How to cook Braided brioche bread:

Braided brioche bread

INGREDIENTS

  • 500g (4 cups) all-purpose flour;
  • 250ml (1 cup) lukewarm milk;
  • 2 egg yolks;
  • 60g (¼ cup) butter, softened;
  • 150g (¾ cup) sugar;
  • 8g (1 tbsp) fresh yeast;
  • Egg wash, white sugar.

METHOD

1. In a large bowl whisk together warm milk, egg yolks, sugar, and crumbled yeast.

2. Pour liquids into a bowl of sifted flour and knead together until the dough forms. Add softened butter and knead the dough for 10 minutes or until smooth and elastic.

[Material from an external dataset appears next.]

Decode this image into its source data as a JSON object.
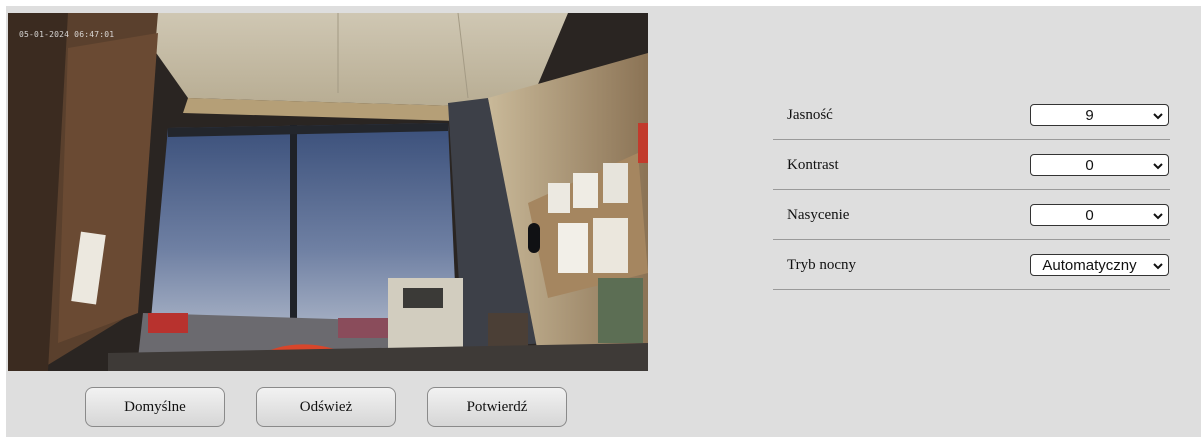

3. Set the dough aside for 1 hour, then punch out excess air and cut the dough into 24 equal pieces. Roll each piece into a ball. Set the balls aside for 15 minutes.

4. Form each ball into a rope around 20 cm long. Braid 3 ropes together to form a braid, and pinch both ends of the braid together well. Repeat with other balls.

5. When all of the braids are formed, transfer them onto a prepared baking sheet and set aside for 30 minutes.

6. Brush braids with egg wash and sprinkle with white sugar generously.

7. Bake at 190°C/370°F for 15 minutes.